Rows of gaming monitors and Nintendo Switches are lined up, row after row after row. The sound of joysticks twiddling back and forth fills the room with sporadic clickity-clackity sounds. High-pitched screams and profound language can be heard in a somewhat small space.
The walls are painted a dark red and black. A Streetfighter machine located by the front entrance makes an electronic whirring sound. The kind of sound you would hear from any arcade game hoping to attract a person with $1. Many Smash games can be heard in the background, too many to pick a certain one out from the other.
With the citrus flavor of Mountain Dew Kickstart lingering on my tastebuds, I go to sit in the somewhat soft and cozy gaming chair, but as I sit I notice it feels warm, as though someone was sitting there for quite some time. My bottom warm and toasted, I feel utterly disgusted and change seats.
The turnout is great. A lot of new and experienced people showed up to play.
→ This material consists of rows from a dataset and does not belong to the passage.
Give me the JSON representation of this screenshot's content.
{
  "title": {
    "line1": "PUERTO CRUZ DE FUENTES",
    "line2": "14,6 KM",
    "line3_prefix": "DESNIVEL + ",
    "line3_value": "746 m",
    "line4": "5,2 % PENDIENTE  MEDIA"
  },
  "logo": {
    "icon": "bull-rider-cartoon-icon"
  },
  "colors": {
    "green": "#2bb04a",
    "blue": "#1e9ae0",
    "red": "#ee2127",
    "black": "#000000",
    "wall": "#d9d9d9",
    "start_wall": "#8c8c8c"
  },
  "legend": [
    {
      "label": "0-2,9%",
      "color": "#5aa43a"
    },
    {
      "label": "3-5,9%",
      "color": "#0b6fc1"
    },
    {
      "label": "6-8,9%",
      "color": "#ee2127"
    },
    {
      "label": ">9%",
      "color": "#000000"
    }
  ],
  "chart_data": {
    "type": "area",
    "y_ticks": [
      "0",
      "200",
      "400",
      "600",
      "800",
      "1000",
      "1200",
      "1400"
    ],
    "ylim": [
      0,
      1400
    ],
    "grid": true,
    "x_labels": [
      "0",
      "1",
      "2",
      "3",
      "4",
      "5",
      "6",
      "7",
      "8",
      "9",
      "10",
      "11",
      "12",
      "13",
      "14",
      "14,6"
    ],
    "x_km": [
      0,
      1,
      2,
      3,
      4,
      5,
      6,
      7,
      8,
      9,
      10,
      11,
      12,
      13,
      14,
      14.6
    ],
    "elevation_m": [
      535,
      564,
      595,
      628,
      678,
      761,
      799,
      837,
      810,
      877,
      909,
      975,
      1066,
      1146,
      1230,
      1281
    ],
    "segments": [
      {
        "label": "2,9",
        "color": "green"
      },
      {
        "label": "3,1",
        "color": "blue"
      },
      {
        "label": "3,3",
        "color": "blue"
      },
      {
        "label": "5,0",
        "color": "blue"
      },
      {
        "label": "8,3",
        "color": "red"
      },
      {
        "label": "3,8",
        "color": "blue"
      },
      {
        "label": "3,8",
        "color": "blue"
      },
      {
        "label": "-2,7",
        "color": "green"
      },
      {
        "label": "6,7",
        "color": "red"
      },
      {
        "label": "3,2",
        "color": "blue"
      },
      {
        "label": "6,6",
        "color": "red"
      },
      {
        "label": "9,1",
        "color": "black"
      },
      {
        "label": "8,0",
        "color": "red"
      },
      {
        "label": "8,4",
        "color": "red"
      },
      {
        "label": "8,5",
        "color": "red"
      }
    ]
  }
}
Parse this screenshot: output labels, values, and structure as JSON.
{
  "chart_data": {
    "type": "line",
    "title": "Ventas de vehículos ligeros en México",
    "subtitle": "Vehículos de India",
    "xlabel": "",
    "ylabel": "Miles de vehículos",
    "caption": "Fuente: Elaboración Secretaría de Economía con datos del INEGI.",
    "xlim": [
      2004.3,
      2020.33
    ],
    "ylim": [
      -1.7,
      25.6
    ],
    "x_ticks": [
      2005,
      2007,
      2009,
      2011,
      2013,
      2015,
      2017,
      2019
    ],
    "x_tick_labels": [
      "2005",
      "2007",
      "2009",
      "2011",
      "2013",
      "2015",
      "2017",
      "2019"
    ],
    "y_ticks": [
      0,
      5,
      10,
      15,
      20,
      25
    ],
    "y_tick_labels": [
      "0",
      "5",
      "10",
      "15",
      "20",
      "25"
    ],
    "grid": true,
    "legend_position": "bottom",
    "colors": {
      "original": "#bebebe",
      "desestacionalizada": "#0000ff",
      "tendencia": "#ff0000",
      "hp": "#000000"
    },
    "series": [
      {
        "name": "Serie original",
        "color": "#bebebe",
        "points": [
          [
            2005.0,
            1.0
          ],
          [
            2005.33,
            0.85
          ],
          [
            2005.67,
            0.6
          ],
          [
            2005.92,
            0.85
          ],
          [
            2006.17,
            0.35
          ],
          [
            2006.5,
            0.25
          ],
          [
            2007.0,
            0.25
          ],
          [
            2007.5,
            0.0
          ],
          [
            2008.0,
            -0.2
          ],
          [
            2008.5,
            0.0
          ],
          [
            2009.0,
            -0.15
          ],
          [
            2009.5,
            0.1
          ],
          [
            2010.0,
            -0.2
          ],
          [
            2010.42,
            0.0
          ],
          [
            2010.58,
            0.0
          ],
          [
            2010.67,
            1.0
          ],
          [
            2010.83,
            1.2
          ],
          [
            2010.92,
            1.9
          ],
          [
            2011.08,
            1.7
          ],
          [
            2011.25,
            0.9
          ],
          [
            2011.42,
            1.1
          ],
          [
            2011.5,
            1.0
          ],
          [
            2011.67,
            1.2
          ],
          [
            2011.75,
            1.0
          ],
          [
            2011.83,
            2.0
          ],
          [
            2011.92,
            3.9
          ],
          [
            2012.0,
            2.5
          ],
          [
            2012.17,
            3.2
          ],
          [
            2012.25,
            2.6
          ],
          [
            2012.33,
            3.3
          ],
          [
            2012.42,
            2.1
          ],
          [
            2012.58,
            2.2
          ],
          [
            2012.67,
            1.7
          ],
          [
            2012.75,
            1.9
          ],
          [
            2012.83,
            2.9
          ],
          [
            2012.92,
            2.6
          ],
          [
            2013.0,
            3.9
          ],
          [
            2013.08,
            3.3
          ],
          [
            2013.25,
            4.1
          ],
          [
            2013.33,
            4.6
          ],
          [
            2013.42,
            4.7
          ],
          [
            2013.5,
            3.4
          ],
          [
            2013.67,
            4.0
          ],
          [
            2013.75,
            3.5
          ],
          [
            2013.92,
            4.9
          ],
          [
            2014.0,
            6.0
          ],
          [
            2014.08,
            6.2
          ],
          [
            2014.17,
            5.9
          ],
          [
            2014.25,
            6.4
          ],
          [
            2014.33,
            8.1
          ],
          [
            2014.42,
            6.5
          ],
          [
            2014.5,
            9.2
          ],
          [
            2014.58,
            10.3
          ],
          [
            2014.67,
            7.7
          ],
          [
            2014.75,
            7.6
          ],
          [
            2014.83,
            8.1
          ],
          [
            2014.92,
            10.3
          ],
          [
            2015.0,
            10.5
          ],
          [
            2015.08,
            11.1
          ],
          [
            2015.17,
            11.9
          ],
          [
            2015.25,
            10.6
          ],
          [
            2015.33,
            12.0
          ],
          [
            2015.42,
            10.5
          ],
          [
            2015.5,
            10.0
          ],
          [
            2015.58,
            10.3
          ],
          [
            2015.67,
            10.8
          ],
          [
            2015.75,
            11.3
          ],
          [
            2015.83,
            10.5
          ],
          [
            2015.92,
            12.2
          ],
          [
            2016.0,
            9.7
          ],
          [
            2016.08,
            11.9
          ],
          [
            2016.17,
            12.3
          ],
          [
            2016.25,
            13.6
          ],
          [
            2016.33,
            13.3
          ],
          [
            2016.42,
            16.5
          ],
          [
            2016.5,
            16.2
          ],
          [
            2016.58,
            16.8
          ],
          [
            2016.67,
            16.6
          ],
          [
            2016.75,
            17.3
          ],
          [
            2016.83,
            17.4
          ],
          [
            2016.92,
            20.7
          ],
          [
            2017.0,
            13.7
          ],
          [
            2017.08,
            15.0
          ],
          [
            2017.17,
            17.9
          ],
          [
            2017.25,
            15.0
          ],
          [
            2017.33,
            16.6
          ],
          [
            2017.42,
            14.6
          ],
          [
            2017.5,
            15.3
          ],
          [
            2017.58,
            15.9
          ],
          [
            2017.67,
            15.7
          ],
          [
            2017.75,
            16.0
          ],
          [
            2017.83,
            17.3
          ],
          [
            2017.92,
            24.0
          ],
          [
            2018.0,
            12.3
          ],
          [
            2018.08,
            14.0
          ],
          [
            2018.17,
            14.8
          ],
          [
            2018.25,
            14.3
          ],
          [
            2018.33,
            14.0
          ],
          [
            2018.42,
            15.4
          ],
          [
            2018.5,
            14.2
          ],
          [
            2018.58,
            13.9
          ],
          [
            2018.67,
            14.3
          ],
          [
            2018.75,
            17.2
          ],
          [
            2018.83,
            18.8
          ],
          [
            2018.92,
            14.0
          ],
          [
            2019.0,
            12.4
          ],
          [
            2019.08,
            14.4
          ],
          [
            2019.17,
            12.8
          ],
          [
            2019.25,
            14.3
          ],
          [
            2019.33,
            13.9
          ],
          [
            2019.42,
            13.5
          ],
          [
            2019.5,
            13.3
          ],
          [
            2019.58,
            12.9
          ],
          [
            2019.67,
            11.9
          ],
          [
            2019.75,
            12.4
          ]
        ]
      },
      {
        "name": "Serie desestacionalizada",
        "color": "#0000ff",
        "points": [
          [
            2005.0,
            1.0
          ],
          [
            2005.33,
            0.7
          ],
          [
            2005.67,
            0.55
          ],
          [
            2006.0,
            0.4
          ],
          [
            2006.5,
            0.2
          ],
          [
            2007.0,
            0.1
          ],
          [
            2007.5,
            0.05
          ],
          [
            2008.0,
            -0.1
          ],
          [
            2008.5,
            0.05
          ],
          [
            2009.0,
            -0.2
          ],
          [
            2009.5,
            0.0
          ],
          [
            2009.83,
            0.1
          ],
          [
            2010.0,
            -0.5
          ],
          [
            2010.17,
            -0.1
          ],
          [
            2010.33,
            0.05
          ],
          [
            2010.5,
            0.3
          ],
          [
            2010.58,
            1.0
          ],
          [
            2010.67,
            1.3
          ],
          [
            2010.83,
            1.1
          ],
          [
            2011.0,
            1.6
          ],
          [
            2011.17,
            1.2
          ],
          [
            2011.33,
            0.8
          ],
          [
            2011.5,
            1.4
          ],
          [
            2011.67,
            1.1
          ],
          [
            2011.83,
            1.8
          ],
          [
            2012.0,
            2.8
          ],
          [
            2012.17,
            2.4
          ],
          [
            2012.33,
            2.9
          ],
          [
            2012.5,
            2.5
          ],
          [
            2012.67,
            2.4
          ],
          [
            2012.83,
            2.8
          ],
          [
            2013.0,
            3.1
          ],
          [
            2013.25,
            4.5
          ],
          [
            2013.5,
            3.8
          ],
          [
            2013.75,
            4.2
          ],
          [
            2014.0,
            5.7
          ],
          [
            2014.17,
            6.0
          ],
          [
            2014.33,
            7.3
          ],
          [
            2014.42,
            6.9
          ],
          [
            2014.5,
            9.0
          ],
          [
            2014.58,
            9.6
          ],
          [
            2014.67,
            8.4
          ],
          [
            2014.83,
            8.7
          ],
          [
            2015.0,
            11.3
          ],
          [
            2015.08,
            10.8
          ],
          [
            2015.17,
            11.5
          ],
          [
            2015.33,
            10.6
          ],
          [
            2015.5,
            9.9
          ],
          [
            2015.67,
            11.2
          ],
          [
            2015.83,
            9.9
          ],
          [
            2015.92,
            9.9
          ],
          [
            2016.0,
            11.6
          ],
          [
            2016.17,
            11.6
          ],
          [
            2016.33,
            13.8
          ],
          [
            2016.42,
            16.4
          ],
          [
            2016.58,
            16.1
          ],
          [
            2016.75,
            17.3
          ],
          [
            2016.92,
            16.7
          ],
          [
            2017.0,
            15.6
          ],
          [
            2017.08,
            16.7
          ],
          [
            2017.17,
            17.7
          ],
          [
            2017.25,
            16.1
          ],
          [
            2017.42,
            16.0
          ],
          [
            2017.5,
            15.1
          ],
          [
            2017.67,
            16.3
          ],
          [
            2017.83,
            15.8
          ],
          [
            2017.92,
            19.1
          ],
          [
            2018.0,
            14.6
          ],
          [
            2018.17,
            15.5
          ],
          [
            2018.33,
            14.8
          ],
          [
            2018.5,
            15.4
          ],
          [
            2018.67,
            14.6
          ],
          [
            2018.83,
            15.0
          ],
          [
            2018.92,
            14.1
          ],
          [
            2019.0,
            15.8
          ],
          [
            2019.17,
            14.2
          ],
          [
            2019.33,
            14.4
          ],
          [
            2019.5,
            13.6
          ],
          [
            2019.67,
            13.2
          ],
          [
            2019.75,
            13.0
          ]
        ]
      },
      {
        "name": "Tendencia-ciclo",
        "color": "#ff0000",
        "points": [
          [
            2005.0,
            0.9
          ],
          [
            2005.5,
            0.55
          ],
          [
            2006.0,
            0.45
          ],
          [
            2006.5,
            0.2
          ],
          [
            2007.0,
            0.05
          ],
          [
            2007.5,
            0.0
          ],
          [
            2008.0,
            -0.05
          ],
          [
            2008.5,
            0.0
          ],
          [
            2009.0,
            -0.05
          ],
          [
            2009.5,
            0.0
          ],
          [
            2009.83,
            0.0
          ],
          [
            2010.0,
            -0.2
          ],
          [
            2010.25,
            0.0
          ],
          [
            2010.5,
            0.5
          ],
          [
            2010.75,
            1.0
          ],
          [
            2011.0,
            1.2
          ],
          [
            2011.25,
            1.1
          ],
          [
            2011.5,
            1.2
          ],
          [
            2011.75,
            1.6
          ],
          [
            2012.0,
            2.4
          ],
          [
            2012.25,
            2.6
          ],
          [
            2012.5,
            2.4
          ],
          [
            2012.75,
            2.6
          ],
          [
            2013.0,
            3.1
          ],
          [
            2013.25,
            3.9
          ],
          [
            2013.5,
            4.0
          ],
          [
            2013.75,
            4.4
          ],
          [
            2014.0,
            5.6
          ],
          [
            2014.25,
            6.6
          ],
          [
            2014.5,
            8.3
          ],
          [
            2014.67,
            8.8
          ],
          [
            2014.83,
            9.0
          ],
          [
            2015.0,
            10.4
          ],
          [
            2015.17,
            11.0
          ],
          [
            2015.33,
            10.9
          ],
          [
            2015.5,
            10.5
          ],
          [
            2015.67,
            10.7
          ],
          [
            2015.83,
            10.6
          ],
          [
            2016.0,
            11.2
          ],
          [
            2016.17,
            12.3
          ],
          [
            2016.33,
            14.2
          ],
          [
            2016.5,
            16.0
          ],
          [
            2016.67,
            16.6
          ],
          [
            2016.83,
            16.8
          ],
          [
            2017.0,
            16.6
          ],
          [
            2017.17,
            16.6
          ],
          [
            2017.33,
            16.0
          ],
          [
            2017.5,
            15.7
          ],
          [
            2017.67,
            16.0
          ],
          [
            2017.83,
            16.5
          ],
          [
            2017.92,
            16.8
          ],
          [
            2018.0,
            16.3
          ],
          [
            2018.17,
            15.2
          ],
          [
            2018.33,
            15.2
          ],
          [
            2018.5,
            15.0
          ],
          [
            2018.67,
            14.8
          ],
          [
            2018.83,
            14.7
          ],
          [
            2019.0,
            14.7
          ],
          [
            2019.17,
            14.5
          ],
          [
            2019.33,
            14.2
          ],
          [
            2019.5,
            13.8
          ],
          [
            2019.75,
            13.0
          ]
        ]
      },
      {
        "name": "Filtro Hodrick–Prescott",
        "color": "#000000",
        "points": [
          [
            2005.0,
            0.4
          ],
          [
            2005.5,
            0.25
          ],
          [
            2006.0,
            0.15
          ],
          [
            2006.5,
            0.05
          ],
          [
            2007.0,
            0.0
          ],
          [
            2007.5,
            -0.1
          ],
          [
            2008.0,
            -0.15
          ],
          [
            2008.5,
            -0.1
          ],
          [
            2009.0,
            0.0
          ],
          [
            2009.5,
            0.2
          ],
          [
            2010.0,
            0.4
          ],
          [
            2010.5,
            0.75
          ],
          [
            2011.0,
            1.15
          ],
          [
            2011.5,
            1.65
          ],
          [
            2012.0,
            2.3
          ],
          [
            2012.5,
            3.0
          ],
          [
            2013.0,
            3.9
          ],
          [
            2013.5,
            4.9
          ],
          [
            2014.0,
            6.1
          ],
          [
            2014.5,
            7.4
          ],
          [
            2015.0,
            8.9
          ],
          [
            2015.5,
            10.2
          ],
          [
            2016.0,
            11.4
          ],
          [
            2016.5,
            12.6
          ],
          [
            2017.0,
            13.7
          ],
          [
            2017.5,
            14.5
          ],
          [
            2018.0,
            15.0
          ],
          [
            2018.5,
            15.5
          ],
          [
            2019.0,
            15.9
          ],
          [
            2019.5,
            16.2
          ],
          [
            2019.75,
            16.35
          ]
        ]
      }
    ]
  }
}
Of course, you have your occasional cocky a-hole boasting about how good he is even though he doesn't realize that he doesn't even have a social life. Not unordinary at these types of tournaments People look like they are about to cry as they are beaten by their opponents and can't seem to grasp the simple concept of "it's just a game." Lots of cheering and boos and be heard as people watch their friends compete.
The tournament lasts until about 5 or 6 p.m., so that gives you an estimate on how competitive and serious some of these players are. Overall, if you keep going and focus on having fun, you get used to the smell, eventually.